Recentemente, a modelo internacional, empresária e apresentadora Ana Hickmann foi vítima de violência doméstica e conforme os noticiários, ela prestou queixa contra o marido. A denúncia envolveu agressão física, verbal e ameaças. É chocante, não é? Mas por que isso nos choca tanto? No Brasil, segundo a pesquisa Visível e Invisível – a Vitimização de Mulheres no Brasil (2022), que foi realizada pelo Fórum Brasileiro de Segurança Pública/Datafolha, revela que 35 mulheres sofrem por minuto algum tipo de violência em nosso país. Mas, dessa vez, foi com uma artista conhecida nacionalmente como Ana Hickmann: linda, loira, magra, influente e rica. A mim, apesar de ser assistente social e por isso já ter atendido diversas situações como essa, envolvendo mulheres de diferentes classes sociais, me impressionou não as diferenças, mas as semelhanças: Ana Hickmann tem 42 anos, eu também; é mãe, eu também; se casou em 1998 aos dezesseis anos, eu com o meu primeiro esposo também; foi vítima de violência deste marido, e eu também.
Neste sentido, o que causa o choque da nação, principalmente das mulheres, talvez venha deste paradoxo – ao mesmo tempo que ela é tão diferente de nós – vivendo no topo da cadeia alimentar capitalista, no auge do seu privilégio, possa ser e passar pelas mesmas coisas que a dona Maria, que a minha tia, que a minha amiga ou eu já passamos. Cabe a pergunta “o que leva um homem a fazer isso com a mulher que dizia amar, que construiu família, inclusive sendo ela a principal fonte do patrimônio do casal”?
Vivemos em uma sociedade machista e profundamente misógina.

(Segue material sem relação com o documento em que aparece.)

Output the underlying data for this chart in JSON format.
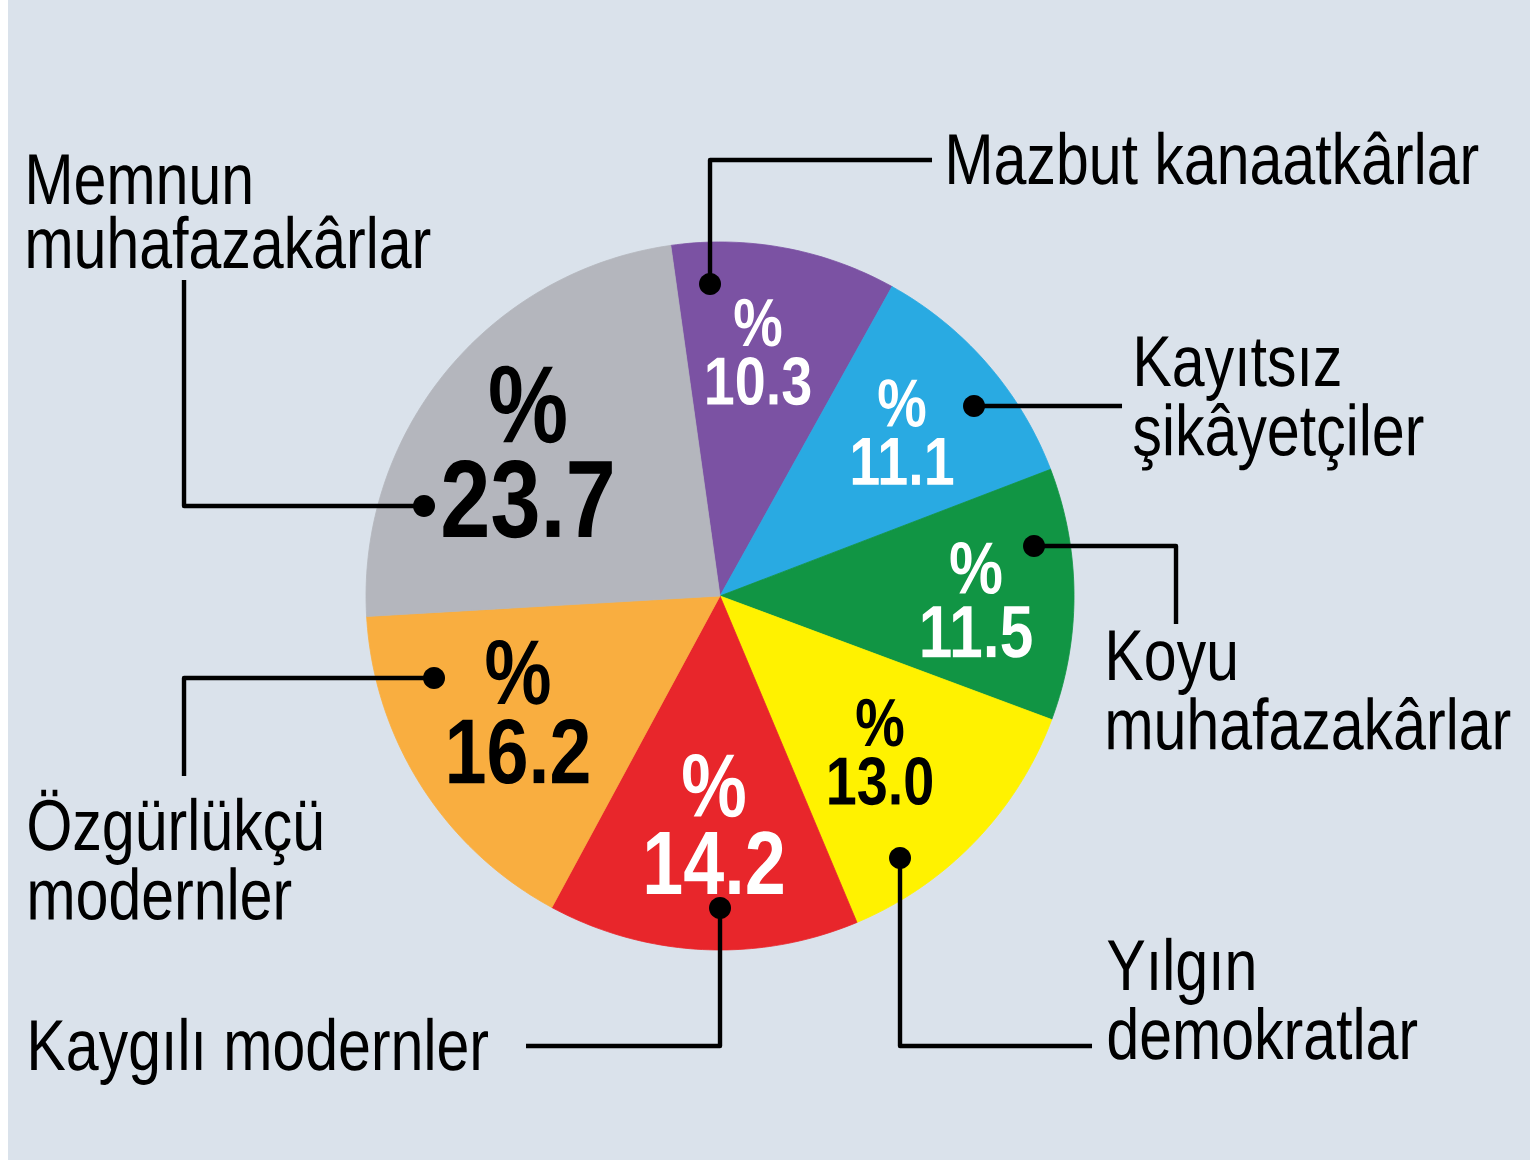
{
  "chart_data": {
    "type": "pie",
    "categories": [
      "Mazbut kanaatkârlar",
      "Kayıtsız şikâyetçiler",
      "Koyu muhafazakârlar",
      "Yılgın demokratlar",
      "Kaygılı modernler",
      "Özgürlükçü modernler",
      "Memnun muhafazakârlar"
    ],
    "values": [
      10.3,
      11.1,
      11.5,
      13.0,
      14.2,
      16.2,
      23.7
    ],
    "colors": [
      "#7b52a3",
      "#29aae2",
      "#119544",
      "#fff200",
      "#e8262b",
      "#f9ae40",
      "#b4b6bd"
    ],
    "value_labels": [
      "% 10.3",
      "% 11.1",
      "% 11.5",
      "% 13.0",
      "% 14.2",
      "% 16.2",
      "% 23.7"
    ]
  }
}
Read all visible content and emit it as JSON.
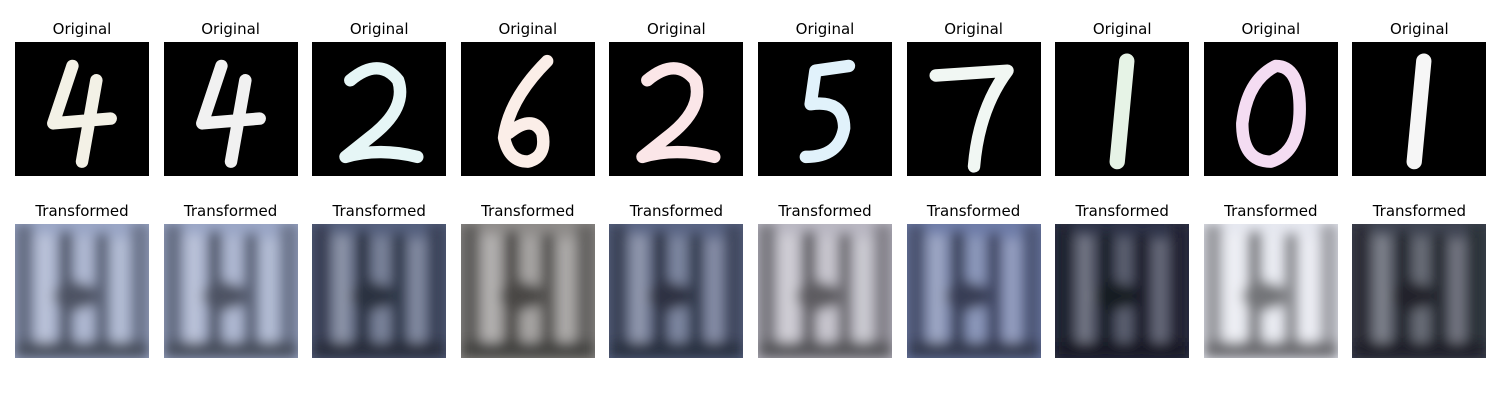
{
  "figure": {
    "row_titles": {
      "top": "Original",
      "bottom": "Transformed"
    },
    "originals": [
      {
        "digit": "4",
        "stroke_color": "#f3f1e6"
      },
      {
        "digit": "4",
        "stroke_color": "#f1f1f1"
      },
      {
        "digit": "2",
        "stroke_color": "#e6f6f6"
      },
      {
        "digit": "6",
        "stroke_color": "#fbeee8"
      },
      {
        "digit": "2",
        "stroke_color": "#fbe6e8"
      },
      {
        "digit": "5",
        "stroke_color": "#e1f2fb"
      },
      {
        "digit": "7",
        "stroke_color": "#f1f7f3"
      },
      {
        "digit": "1",
        "stroke_color": "#e6f3e6"
      },
      {
        "digit": "0",
        "stroke_color": "#f4dcf2"
      },
      {
        "digit": "1",
        "stroke_color": "#f6f6f6"
      }
    ],
    "transformed": [
      {
        "tone": "bright-blue",
        "base_color": "#9aa6c6"
      },
      {
        "tone": "bright-blue",
        "base_color": "#9aa6c6"
      },
      {
        "tone": "dark-blue",
        "base_color": "#55607e"
      },
      {
        "tone": "grey-beige",
        "base_color": "#8f8c8a"
      },
      {
        "tone": "dark-blue",
        "base_color": "#5a6585"
      },
      {
        "tone": "light-grey",
        "base_color": "#b9b7c2"
      },
      {
        "tone": "blue",
        "base_color": "#6e7ca8"
      },
      {
        "tone": "very-dark",
        "base_color": "#2e3348"
      },
      {
        "tone": "white",
        "base_color": "#e6e8f0"
      },
      {
        "tone": "dark-grey",
        "base_color": "#3f4452"
      }
    ]
  }
}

O que para muitos seria motivo de gratidão, pode ser justamente o motivo que leva um homem a tornar-se violento, ou seja, a ascensão social da mulher e não a sua própria. “Claro que não, são novos tempos!”, você pode dizer. Sim, estamos construindo novos tempos, porém Ana e seu esposo, assim como eu e meu primeiro marido, fomos criados no século passado, onde a masculinidade do homem tem como base a virilidade e o ato de prover, enquanto a função da mulher no ato de se submeter, “moldar” o relacionamento, aguardando pacientemente que o abusador passe de fera a príncipe. Mas isso não acontece. Isso nunca acontece!
Mas há esperança no fim do túnel. Não podemos mudar a nossa geração, infelizmente, mas podemos trabalhar pela redução de danos. Um exemplo é a campanha “Brasil sem Misoginia”, lançada no mês passado, com o objetivo de mobilizar diversos setores da sociedade para o combate ao ódio, à discriminação e à violência contra a mulher, principalmente nas redes sociais, envolvendo diversos setores da sociedade.
A misoginia (ódio, repulsa contra mulheres) é um fator propulsor de todas as formas de violência contra a mulher. “Os feminicídios não se resumem ao ato de matar, de tirar a vida de uma mulher. Eles começam antes. Eles começam com as piadas, com as brincadeiras, com maus-tratos, com a violência psicológica e moral”, disse a ministra da mulher Cida Gonçalves na cerimônia de lançamento do programa. “Piadas” e “brincadeiras” essas que, como vimos, a apresentadora sofria constantemente, até evoluir para a agressão física. Assim como já aconteceu com alguma parente sua, amiga, ou com você.
Por isso a importância de campanhas como essa. Não podemos tolerar, perdoar ou ignorar os sinais como a minha geração, da minha mãe e avó faziam. É de extrema importância que as novas mulheres já cresçam nessa nova perspectiva, em uma nova cultura: em que tanto as ações abusivas, como as atitudes condescendestes não podem ser toleradas.
Relly Amaral Ribeiro é graduada em Serviço Social com especialização em Metodologia do Ensino Superior e mestre em Serviço Social e Políticas Sociais. Tutora dos cursos de pós-graduação em Serviço Social do Centro Universitário Internacional Uninter.